Ressentez-vous une frustration de ne pas avoir été de ce moment historique ?
Je mentirais si je disais le contraire. Bien sûr, c’est frustrant, c’est dur mais j’étais surtout très heureux pour les joueurs, les dirigeants, tout ceux qui ont œuvré pour ce moment magnifique. Ce n’est pas rien, d’être champion de France au cours d’une carrière. Je suis parti en bons termes avec le staff et les dirigeants.
Pas avec celui qui était votre adjoint, Kévin Courties ?
J’ai sans doute ma part de responsabilité dans ce qui s’est passé, mais probablement que je ne suis pas le seul. Le passage de témoin ne s’est pas bien passé, c’est ainsi. Quand Jean-Marc m’a demandé si Kévin était prêt à prendre la suite, je lui ai dit que oui, sans hésitation, qu’il pouvait y aller. J’ai un côté ours, oui, je ne m’ouvre pas facilement et là, j’ai été blessé, très malheureux humainement. Malheureux, le mot est fort car nous étions ensemble depuis 2012 (ndlr : au Rheu puis au REC). Je crois qu’il ne faut jamais oublier d’où l’on vient, nos parcours, afin de garder le cap et d’entraîner en toute humilité. Ce sont les joueurs qui font les entraîneurs et non pas l’inverse. Pour autant je leur souhaite vraiment d’aller chercher une grosse fin de saison, avec le maintien.
Revenons au Rheu. Votre retour est-il uniquement temporaire sur cette fin de saison ou à plus long terme ?
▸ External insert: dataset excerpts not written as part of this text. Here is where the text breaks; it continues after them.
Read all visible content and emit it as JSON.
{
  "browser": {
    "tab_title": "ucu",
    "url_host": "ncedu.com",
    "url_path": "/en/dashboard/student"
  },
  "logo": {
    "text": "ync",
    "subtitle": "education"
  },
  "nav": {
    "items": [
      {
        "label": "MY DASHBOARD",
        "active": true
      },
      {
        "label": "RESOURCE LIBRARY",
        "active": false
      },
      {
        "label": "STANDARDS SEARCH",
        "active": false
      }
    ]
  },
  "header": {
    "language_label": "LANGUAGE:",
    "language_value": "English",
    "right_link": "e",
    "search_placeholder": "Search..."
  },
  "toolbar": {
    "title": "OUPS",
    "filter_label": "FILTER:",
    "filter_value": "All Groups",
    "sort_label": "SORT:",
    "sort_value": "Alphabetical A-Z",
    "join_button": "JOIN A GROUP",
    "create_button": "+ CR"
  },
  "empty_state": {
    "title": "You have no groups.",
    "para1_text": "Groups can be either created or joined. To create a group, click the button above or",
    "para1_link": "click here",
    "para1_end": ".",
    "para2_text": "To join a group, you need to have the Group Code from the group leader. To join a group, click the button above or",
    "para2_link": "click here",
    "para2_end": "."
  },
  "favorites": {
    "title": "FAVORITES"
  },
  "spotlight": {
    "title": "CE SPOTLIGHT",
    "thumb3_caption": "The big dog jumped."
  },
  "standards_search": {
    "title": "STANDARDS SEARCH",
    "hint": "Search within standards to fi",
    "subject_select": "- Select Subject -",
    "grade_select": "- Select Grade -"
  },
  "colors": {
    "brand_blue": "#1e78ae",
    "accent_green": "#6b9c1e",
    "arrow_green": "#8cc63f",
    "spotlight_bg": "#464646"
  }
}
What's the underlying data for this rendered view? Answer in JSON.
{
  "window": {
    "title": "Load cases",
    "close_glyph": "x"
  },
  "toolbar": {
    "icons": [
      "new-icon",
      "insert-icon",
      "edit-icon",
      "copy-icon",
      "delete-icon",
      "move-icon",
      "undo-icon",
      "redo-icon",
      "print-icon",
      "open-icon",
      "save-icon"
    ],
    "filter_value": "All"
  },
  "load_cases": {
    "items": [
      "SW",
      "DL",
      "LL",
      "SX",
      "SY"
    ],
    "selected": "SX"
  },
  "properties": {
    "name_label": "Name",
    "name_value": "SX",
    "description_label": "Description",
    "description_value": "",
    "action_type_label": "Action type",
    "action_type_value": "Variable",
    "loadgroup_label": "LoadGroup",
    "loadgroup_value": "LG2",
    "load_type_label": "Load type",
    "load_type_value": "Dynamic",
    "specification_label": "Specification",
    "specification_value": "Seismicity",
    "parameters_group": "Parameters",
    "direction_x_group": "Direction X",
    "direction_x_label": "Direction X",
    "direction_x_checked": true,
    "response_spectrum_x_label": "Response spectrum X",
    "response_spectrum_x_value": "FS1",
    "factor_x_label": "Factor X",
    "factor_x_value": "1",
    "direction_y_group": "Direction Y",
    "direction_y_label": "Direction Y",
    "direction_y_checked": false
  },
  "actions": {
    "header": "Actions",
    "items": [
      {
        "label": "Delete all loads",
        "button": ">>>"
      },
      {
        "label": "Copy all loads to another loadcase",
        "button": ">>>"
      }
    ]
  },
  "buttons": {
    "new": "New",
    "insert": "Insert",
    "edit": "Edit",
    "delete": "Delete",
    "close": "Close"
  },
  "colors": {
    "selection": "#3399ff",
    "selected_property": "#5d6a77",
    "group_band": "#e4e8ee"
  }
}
Pour le moment, je vis au jour le jour. Je suis là pour être adjoint de Martin, avec la charge des trois-quarts. Je le répète, je suis venu car ce sont eux qui m’ont appelé, Julien, Martin, Anthony, notamment. C’est l’amitié qui nous lie et qui donne l’envie de faire 260 km aller-retour trois fois par semaine pour les entraînements et de repasser mes week-ends en bord de terrain, même si j’avais pris goût aux week-ends de repos. Je peux vous dire où se trouve chaque radar ou station essence (rires) ! Là, je commence à connaître tous les prénoms, à retrouver les sensations et nous verrons bien la suite… L’objectif, c’est d’aller chercher la quatrième place et de ramener des phases finales à Beuffru. Le reste, nous le verrons en temps et en heure. J’ai 54 ans et la notion de plaisir, de construction, seront la priorité sur les orientations que nous prendrons. Mais pour le moment, place au jeu.